LETTERA ALLA MOGLIE SUL CORRIERE

Francesco Casile: «Oggi non parlo di business, ma d'amore»

Francesco Casile, titolare di Casile&Casile, è un uomo di business ma anche di comunicazione.

Lo ha ampiamente dimostrato circa un anno fa, quando una sua lettera al Corriere della Sera, in cui cercava giovani da inserire nella showroom milanese di cui è titolare, ma non li trovava nonostante le garanzie offerte, aveva fatto come si suol dire il botto: valanghe di mail e le principali trasmissioni di approfondimento televisivo che se lo contendevano, a partire da Porta a Porta e Agorà.

Oggi il quotidiano milanese pubblica un'altra missiva di Casile, ma di tutt'altro tenore. Intitolata «Eri importante prima, e ora lo sei ancora di più», è una dichiarazione d'amore per la moglie Maria Luisa, con la quale tra pochi mesi festeggerà le nozze d'oro.

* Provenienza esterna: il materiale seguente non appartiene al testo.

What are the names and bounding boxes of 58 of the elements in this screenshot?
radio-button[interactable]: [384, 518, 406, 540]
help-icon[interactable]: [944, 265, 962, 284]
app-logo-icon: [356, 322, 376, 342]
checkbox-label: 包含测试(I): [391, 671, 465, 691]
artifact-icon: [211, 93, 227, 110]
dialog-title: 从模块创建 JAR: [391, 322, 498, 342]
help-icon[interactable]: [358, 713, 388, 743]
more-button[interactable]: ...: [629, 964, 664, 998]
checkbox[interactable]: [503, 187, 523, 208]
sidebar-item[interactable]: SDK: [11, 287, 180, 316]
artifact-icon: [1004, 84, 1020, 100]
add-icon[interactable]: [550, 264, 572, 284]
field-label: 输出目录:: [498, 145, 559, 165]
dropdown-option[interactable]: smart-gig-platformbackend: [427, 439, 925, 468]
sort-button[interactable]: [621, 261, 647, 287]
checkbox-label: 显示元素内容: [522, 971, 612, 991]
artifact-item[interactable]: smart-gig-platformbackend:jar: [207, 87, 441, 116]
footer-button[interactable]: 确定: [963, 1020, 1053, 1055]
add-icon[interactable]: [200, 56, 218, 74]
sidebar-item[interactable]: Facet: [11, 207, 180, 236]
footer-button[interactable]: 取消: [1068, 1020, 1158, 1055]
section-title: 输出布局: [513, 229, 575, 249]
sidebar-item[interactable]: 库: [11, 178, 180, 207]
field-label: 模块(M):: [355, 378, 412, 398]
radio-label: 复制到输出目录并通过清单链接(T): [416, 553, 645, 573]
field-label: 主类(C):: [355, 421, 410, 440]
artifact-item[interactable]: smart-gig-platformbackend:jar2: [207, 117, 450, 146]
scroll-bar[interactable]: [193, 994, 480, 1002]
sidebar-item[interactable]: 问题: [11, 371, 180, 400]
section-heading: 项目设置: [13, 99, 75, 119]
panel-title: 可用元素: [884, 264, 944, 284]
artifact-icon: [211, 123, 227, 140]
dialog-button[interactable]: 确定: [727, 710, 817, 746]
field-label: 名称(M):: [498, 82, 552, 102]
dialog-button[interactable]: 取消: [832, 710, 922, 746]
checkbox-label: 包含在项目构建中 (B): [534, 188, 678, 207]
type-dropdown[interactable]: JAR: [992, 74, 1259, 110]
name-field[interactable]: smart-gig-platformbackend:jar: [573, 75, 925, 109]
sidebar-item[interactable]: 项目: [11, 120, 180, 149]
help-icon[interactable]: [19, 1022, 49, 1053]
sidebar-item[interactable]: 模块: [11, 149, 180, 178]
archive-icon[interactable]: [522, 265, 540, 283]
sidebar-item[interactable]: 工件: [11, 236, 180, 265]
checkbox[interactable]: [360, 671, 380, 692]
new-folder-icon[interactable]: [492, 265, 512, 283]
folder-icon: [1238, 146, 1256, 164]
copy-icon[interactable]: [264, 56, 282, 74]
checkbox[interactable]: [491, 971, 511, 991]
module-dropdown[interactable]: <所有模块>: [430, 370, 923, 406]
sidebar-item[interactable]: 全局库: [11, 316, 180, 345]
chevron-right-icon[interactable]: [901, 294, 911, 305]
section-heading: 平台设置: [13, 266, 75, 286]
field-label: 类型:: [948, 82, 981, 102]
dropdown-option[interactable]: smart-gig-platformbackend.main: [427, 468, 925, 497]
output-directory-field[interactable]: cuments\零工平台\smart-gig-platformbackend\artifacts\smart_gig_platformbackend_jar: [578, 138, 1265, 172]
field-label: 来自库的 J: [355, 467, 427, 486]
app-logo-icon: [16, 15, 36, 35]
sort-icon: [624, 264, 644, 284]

«Forse in 50 anni di vita insieme, con tanti momenti di gioia e anche momenti difficili, non sono stato capace di dirti quanto sei stata, e sei, importante per me»: così inizia la lettera in cui l'imprenditore, 74enne come la moglie, ricorda quando lei a soli 41 anni, con una brillante carriera professionale davanti, ha deciso di rimanere a casa a curare i due figli Alessia, oggi impegnata accanto al padre nella gestione di Casile&Casile, e Domenico, da sette anni responsabile di Abercrombie & Fitch per Asia e Middle East, dopo un'esperienza in Zegna.

Figli che «ci hanno ripagato raggiungendo posizioni di altissimo livello professionale e la cosa più bella è che ripetono spesso che questo è merito solo tuo, come sono merito tuo i successi che io ho raggiunto nella mia attività».

«Le mie - conclude Francesco Casile - non sono state rinunce ma un atto d'amore nei tuoi confronti. Oggi sono sempre più felice di poterti stare accanto. Spero di arrivare al 29 gennaio 2020 a festeggiare i nostri 50 anni di matrimonio. Ti voglio un mare di bene e se tornassi indietro saresti sempre tu la persona della mia vita».

Casile spiega a fashionmagazine.it che questa pubblica dichiarazione d'amore nasce dopo che Maria Luisa, soprattutto negli ultimi due anni, ha dovuto affrontare una serie di problemi di salute, che lo hanno spinto a starle più accanto e a mettere temporaneamente in secondo piano progetti a cui comunque tiene moltissimo.

«Nelle showroom, dove l'età media dei titolari è oltre i 60 anni, non c'è ricambio generazionale - dice - e in quest'ottica mi sono mosso con lo Iulm e altri istituti per insegnare a ragazzi e ragazze a vendere. Del resto, già nel 1974 avevo lanciato una scuola per agenti».

«Ci sono 7.104 showroom in Italia - aggiunge - di cui 1.049 a Milano. Con un'assunzione a testa, arriveremmo a 7mila nuovi occupati».

Ma poi il discorso torna a Maria Luisa, calabrese come il marito e conosciuta all'università: «Ha seguito una strada diversa dalla mia, l'insegnamento, ma spesso mi ha dato consigli molto utili per le mie scelte professionali. Ora il resto passa in secondo piano: la priorità è lei».